N.U: Aşkın Kanunu’nu Yazsam Yeniden şarkısı aslında benim sözlerine çok takılmadığım, sıradan bir şarkıydı ama Kemal Aydoğan oyun incelemesinde “özellikle seyircinin de hafızasına bir şekilde bir yerlerde kulağına çalınmış eski şarkılardan bulalım şarkıları deyince, şarkılar ve sözleri anlam kazanmaya başladı. Müzik direktörümüz Damla Pehlevan ve yönetmenimiz bu konuya en çok kafa yoranlardan… Aşkın Kanunu şarkısında koca bir hayat varmış meğer. Aşk, umut, kıskançlık, sevgisizlik, karşı durma sorgulama... 

Oyunda farklı temalarda ancak birbirleriyle bağlantılı epizotları izliyoruz. Oynarken eğlendiğiniz, sizin için öne çıkan hangi tema oldu? 
R.Ö: İçerik itibariyle oynarken en çok eğlendiğim kısım sanırım "Düğün" sekansı. Enerjisi yüksek bir bölüm. Benim için de ilginç bir deneyim oldu. Uzun zamandır komedi yönü ağır basan bir rol üstlenmemiştim sahnede. Büyük keyif verdi Caroline'i oynamak. Hemen ardından gelen "Ölüm" sekansı da aslında oldukça incelikli bir komik yan barındırıyor. Belki de acının komedisi demek daha doğru olur, gerçekten komik olduğu için değil de. O sahnenin de o incelikli yönü çok hoşuma gidiyor. Bunlar önde geliyor ama üstlendiğim diğer rolleri de tabii ki keyifle oynuyorum. 

Asiye Dinçsoy, Sedat Kalkavan, Neriman Uğur (Fotoğraflar: Moda Sahnesi)

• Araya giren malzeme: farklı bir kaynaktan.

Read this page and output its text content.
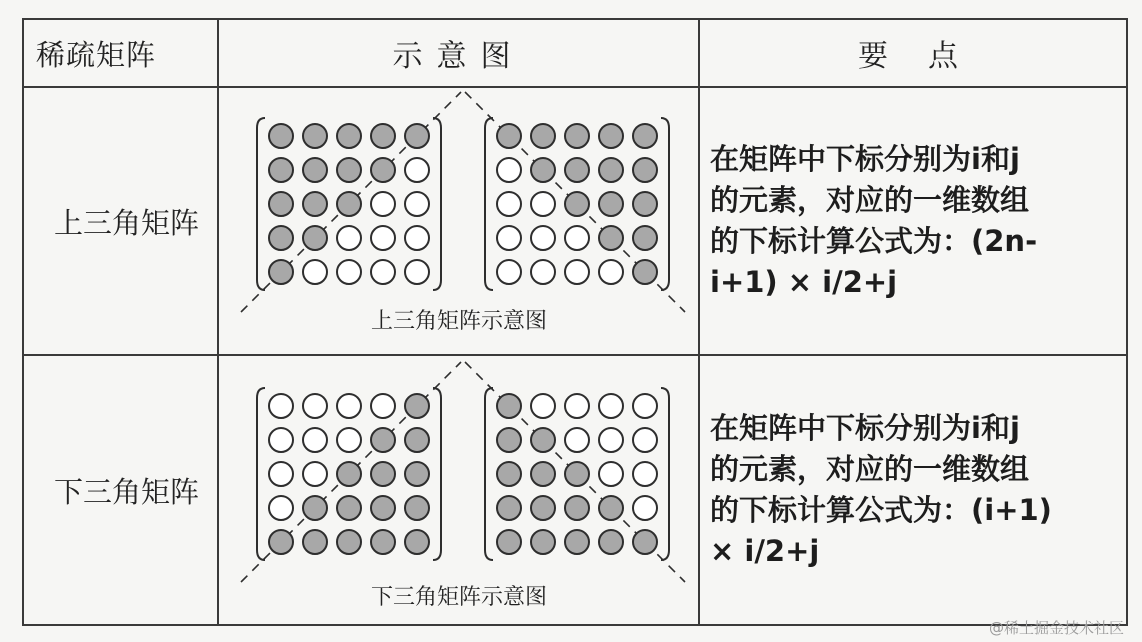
稀疏矩阵	示意图	要点
上三角矩阵	上三角矩阵示意图	在矩阵中下标分别为i和j
的元素，对应的一维数组
的下标计算公式为：(2n-
i+1) × i/2+j

下三角矩阵	下三角矩阵示意图	在矩阵中下标分别为i和j
的元素，对应的一维数组
的下标计算公式为：(i+1)
× i/2+j
@稀土掘金技术社区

Boşanma, temizlik, düğün, ölüm, bekleyiş, savaş, çocuklar… Tüm bu temalar bize neyi anlatıyor?
N.U: Oyun, hayatımızın her noktasında bizi yöneten aşk olgusunu merkeze alarak kadın erkek ilişkisi üzerinden hayatı sorguluyor. Aşkın çeşitli hallerini hayatımızın üzerindeki etkisini yaşatan aşkı, öldüren aşkı, sızı veren, yaralayan, delirten, yok eden aşkı sorguluyor. Aşk dediğimiz olgu hayata nasıl ve nereden bakıyorsak ona göre biçimleniyor sanırım. Aşkta istenen, beklenen, arzulanan, sevilen olmayı diliyoruz hep ama gerçek şu ki her dilediğimiz olmuyor hayatta ne yazık ki… Ya da o beklenenle yollarımız kesişmemiş de olabiliyor… İşte aşkın yarattığı travmaları seyirciyi yormadan, güldürerek, düşündürerek, ruhlarımızda derin izler bırakarak kendimizi sorgulamaya yöneltiyor oyun.